Subglottic haemangioma is usually presented by 6 months of age as inspiratory or biphasic stridor. 50% of these infants have concomitant cutaneous haemangiomas. Unilateral subglottic haemangiomas can be successfully treated with CO2 laser ablation and systemic steroid. In the past, the majority of circumferential haemangiomas required tracheostomy although open submucosal resection has been performed. In 2008, a paper on the first successful use of oral propranolol for cutaneous haemangiomas in 11 children was published [6]. This was followed by 2 papers of propranolol therapy on subglottic haemangiomas [7, 8]. The mechanism of action is that propranolol induces apoptosis and decreases the production of endothelial vascular and fibroblastic growth factors (VEGFs and FGFβ). One of our patients, a 6-month-old girl, presented with extensive haemangioma involving the subglottis, posterior pharyngeal wall, and cervical esophagus. Tracheostomy was performed for the circumferential haemangioma. However, there was no sign of resolution or shrinkage of the haemangioma at the age of two. She was then put on propranolol therapy. The haemangioma was completely resolved after 6 months of treatment.

5.5. Laryngeal Cleft

Laryngeal cleft is a rare condition. The patient presented as stridor, aspiration, and recurrent pneumonia [9]. Diagnosis can be missed with flexible laryngoscopy as the larynx may appear as normal. In suspected cases, the posterior arytenoids should be examined and palpated during rigid laryngotracheobronchoscopy. The extent can be nicely shown with a vocal cord spreader (Figure 4). Patients with type I and II laryngeal cleft can try medical and feeding therapy [10]. However, if aspiration or pneumonia is frequent, repair can be performed endoscopically [10, 11]. In our practice, we advocate the use of spontaneous ventilation and the tubeless anaesthetic technique. This allows an adequate and excellent exposure for repair. A V-shaped incision was made around the cleft to create a raw surface. The mucosa was then approximated with 5/0 vicryl, and an age-appropriate endotracheal tube was inserted as a laryngeal stent to allow healing of the wound.

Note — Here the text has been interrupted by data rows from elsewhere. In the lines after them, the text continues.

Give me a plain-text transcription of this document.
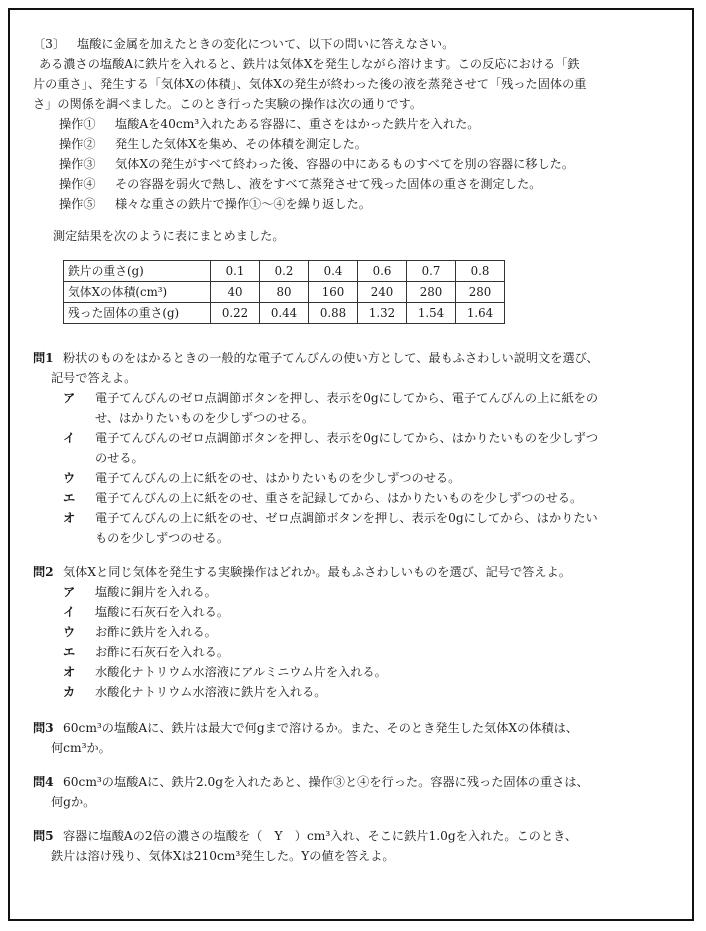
〔3〕 塩酸に金属を加えたときの変化について、以下の問いに答えなさい。

ある濃さの塩酸Aに鉄片を入れると、鉄片は気体Xを発生しながら溶けます。この反応における「鉄

片の重さ」、発生する「気体Xの体積」、気体Xの発生が終わった後の液を蒸発させて「残った固体の重

さ」の関係を調べました。このとき行った実験の操作は次の通りです。

操作① 塩酸Aを40cm³入れたある容器に、重さをはかった鉄片を入れた。

操作② 発生した気体Xを集め、その体積を測定した。

操作③ 気体Xの発生がすべて終わった後、容器の中にあるものすべてを別の容器に移した。

操作④ その容器を弱火で熱し、液をすべて蒸発させて残った固体の重さを測定した。

操作⑤ 様々な重さの鉄片で操作①～④を繰り返した。

測定結果を次のように表にまとめました。

鉄片の重さ(g)	0.1	0.2	0.4	0.6	0.7	0.8
気体Xの体積(cm³)	40	80	160	240	280	280
残った固体の重さ(g)	0.22	0.44	0.88	1.32	1.54	1.64
問1 粉状のものをはかるときの一般的な電子てんびんの使い方として、最もふさわしい説明文を選び、
記号で答えよ。
ア 電子てんびんのゼロ点調節ボタンを押し、表示を0gにしてから、電子てんびんの上に紙をの
せ、はかりたいものを少しずつのせる。
イ 電子てんびんのゼロ点調節ボタンを押し、表示を0gにしてから、はかりたいものを少しずつ
のせる。
ウ 電子てんびんの上に紙をのせ、はかりたいものを少しずつのせる。
エ 電子てんびんの上に紙をのせ、重さを記録してから、はかりたいものを少しずつのせる。
オ 電子てんびんの上に紙をのせ、ゼロ点調節ボタンを押し、表示を0gにしてから、はかりたい
ものを少しずつのせる。
問2 気体Xと同じ気体を発生する実験操作はどれか。最もふさわしいものを選び、記号で答えよ。
ア 塩酸に銅片を入れる。
イ 塩酸に石灰石を入れる。
ウ お酢に鉄片を入れる。
エ お酢に石灰石を入れる。
オ 水酸化ナトリウム水溶液にアルミニウム片を入れる。
カ 水酸化ナトリウム水溶液に鉄片を入れる。
問3 60cm³の塩酸Aに、鉄片は最大で何gまで溶けるか。また、そのとき発生した気体Xの体積は、
何cm³か。
問4 60cm³の塩酸Aに、鉄片2.0gを入れたあと、操作③と④を行った。容器に残った固体の重さは、
何gか。
問5 容器に塩酸Aの2倍の濃さの塩酸を（　Y　）cm³入れ、そこに鉄片1.0gを入れた。このとき、
鉄片は溶け残り、気体Xは210cm³発生した。Yの値を答えよ。
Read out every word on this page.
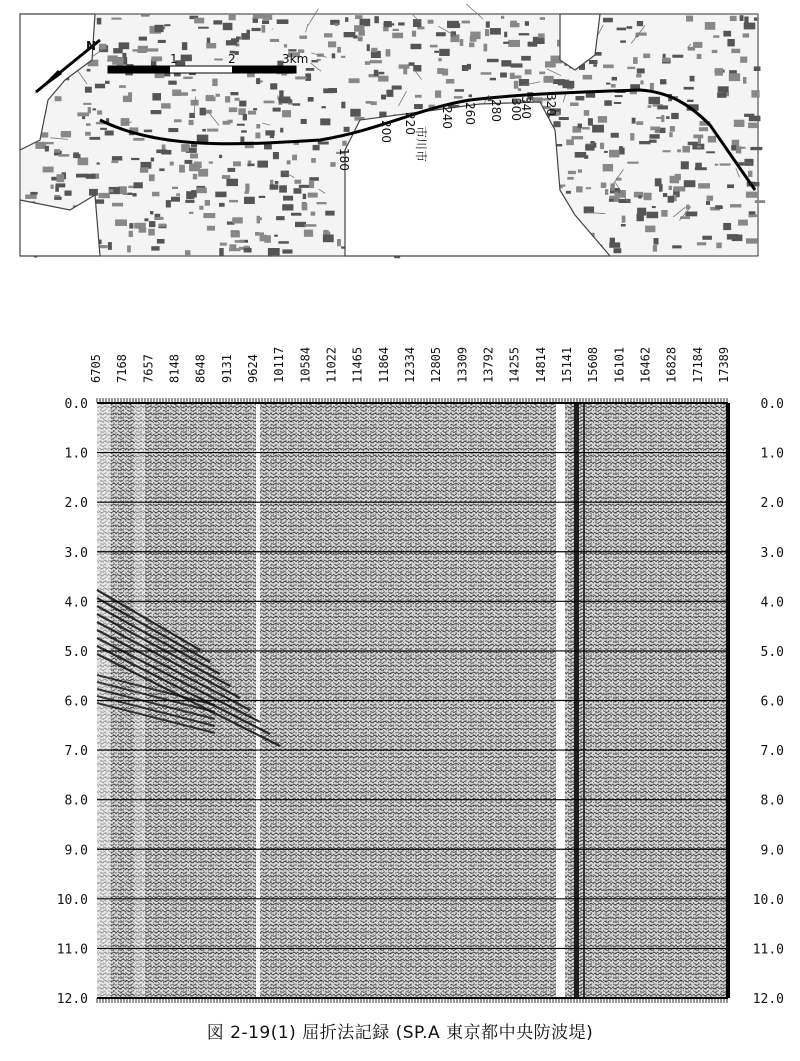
N
1	2	3km
180
200 220 240 260 280 300
340 320
市川市
6705 7168 7657 8148 8648 9131 9624 10117 10584 11022 11465 11864 12334 12805 13309 13792 14255 14814 15141 15608 16101 16462 16828 17184 17389
0.0
1.0
2.0
3.0
4.0
5.0
6.0
7.0
8.0
9.0
10.0
11.0
12.0
0.0
1.0
2.0
3.0
4.0
5.0
6.0
7.0
8.0
9.0
10.0
11.0
12.0
図 2-19(1) 屈折法記録 (SP.A 東京都中央防波堤)
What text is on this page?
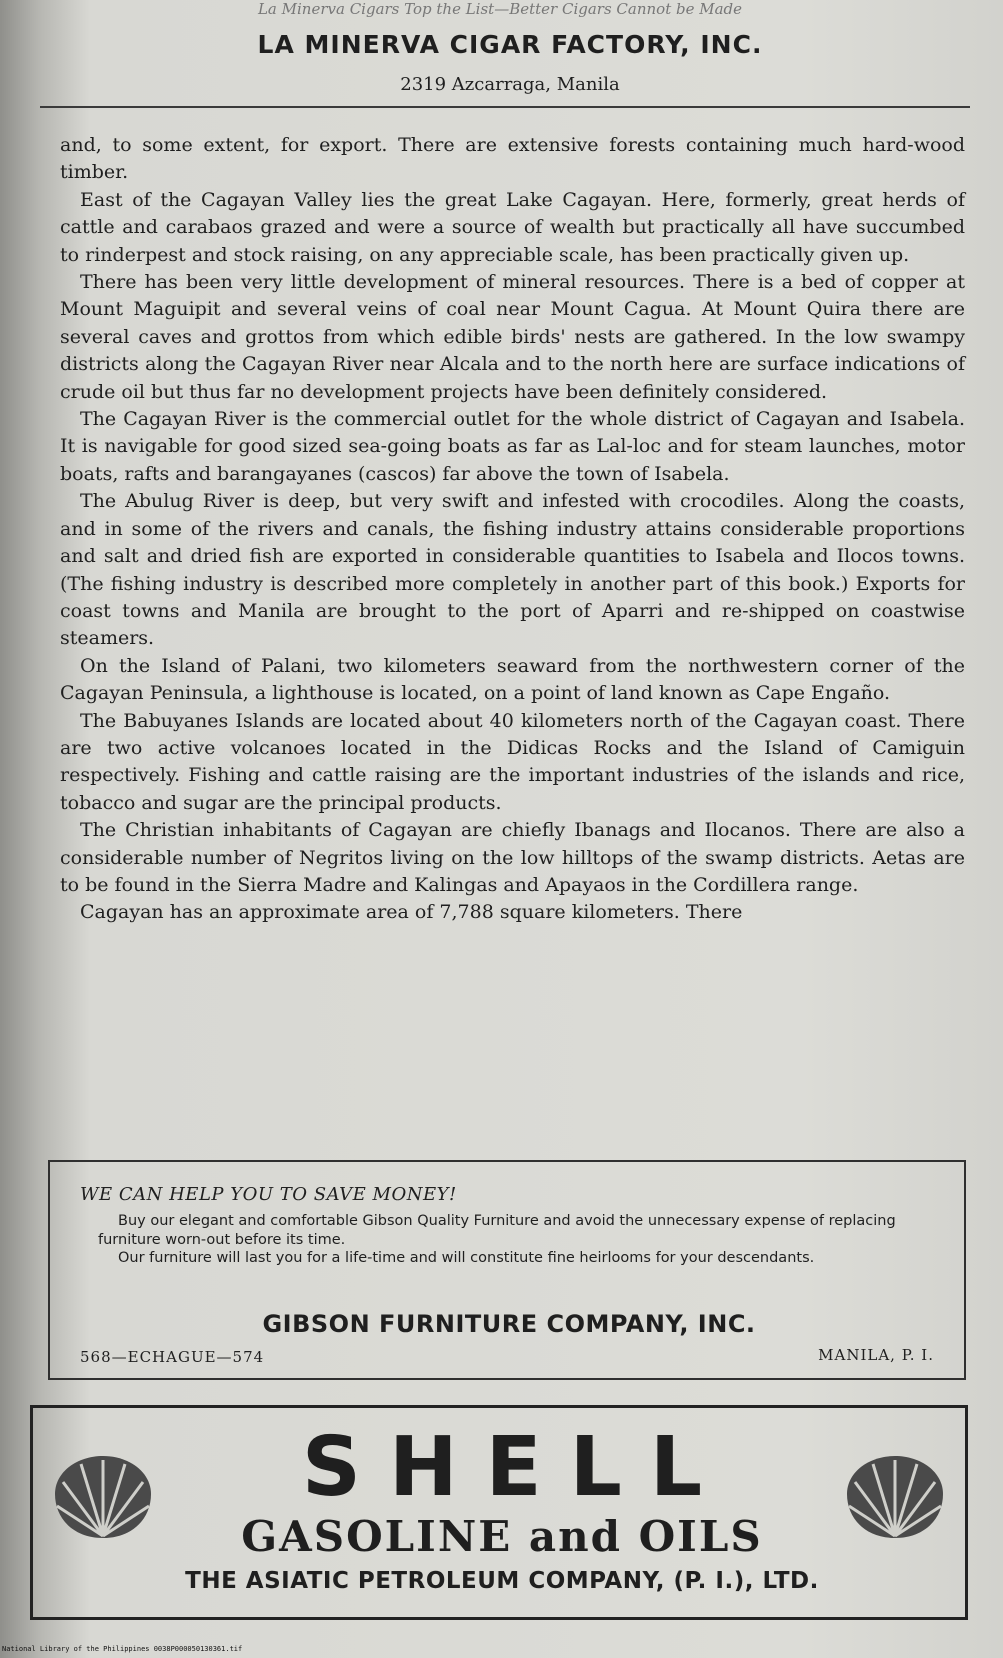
La Minerva Cigars Top the List—Better Cigars Cannot be Made
LA MINERVA CIGAR FACTORY, INC.
2319 Azcarraga, Manila

and, to some extent, for export. There are extensive forests containing much hard-wood timber.

East of the Cagayan Valley lies the great Lake Cagayan. Here, formerly, great herds of cattle and carabaos grazed and were a source of wealth but practically all have succumbed to rinderpest and stock raising, on any appreciable scale, has been practically given up.

There has been very little development of mineral resources. There is a bed of copper at Mount Maguipit and several veins of coal near Mount Cagua. At Mount Quira there are several caves and grottos from which edible birds' nests are gathered. In the low swampy districts along the Cagayan River near Alcala and to the north here are surface indications of crude oil but thus far no development projects have been definitely considered.

The Cagayan River is the commercial outlet for the whole district of Cagayan and Isabela. It is navigable for good sized sea-going boats as far as Lal-loc and for steam launches, motor boats, rafts and barangayanes (cascos) far above the town of Isabela.

The Abulug River is deep, but very swift and infested with crocodiles. Along the coasts, and in some of the rivers and canals, the fishing industry attains considerable proportions and salt and dried fish are exported in considerable quantities to Isabela and Ilocos towns. (The fishing industry is described more completely in another part of this book.) Exports for coast towns and Manila are brought to the port of Aparri and re-shipped on coastwise steamers.

On the Island of Palani, two kilometers seaward from the northwestern corner of the Cagayan Peninsula, a lighthouse is located, on a point of land known as Cape Engaño.

The Babuyanes Islands are located about 40 kilometers north of the Cagayan coast. There are two active volcanoes located in the Didicas Rocks and the Island of Camiguin respectively. Fishing and cattle raising are the important industries of the islands and rice, tobacco and sugar are the principal products.

The Christian inhabitants of Cagayan are chiefly Ibanags and Ilocanos. There are also a considerable number of Negritos living on the low hilltops of the swamp districts. Aetas are to be found in the Sierra Madre and Kalingas and Apayaos in the Cordillera range.

Cagayan has an approximate area of 7,788 square kilometers. There

WE CAN HELP YOU TO SAVE MONEY!

Buy our elegant and comfortable Gibson Quality Furniture and avoid the unnecessary expense of replacing furniture worn-out before its time.

Our furniture will last you for a life-time and will constitute fine heirlooms for your descendants.

GIBSON FURNITURE COMPANY, INC.
568—ECHAGUE—574	MANILA, P. I.
SHELL
GASOLINE and OILS
THE ASIATIC PETROLEUM COMPANY, (P. I.), LTD.
National Library of the Philippines 0038P000050130361.tif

The patient was then transferred to intensive care unit for 10 days and extubated when the wound was healed.

5.6. Congenital Head and Neck Tumours

Congenital head and neck tumours can lead to stridor and upper airway obstruction in newborns. Differential diagnoses include teratomas, haemangiomas, lymphatic malformations, and neuroglial heterotopias [12, 13]. Nowadays, these tumours can be detected early in the antenatal period by fetal ultrasound or MRI. Well-planned delivery by EXIT (ex-utero intrapartum treatment) has been carried out in our patient with anticipated airway obstruction caused by a huge neuroglial heterotopias [4]. This is an extension of standard Caesarean section with the baby partially delivered while the umbilical cord was kept intact to maintain maternal-fetal circulation to allow time for intubation and to secure the airway. In our centre, we advocate early resection of head and neck tumours in the infantile period [4]. Pharyngeal defects after resection in infants can be safely reconstructed with a locoregional flap created by the excessive skin, while the skull base defect can be reconstructed by spitting the cranial bone [4]. Early resection and reconstruction can avoid prolonged intubation or tracheostomy and thus allow early recovery of normal airway function.

6. Conclusion

Stridor in infants can be due to different causes other than laryngomalacia. Assessment should start from careful history taking and clinical examination. Persistent symptoms deserve referral to otorhinolaryngologists for flexible and rigid endoscopy. Surgical intervention from laser surgery to major resection and reconstruction could be safely performed in early infantile period.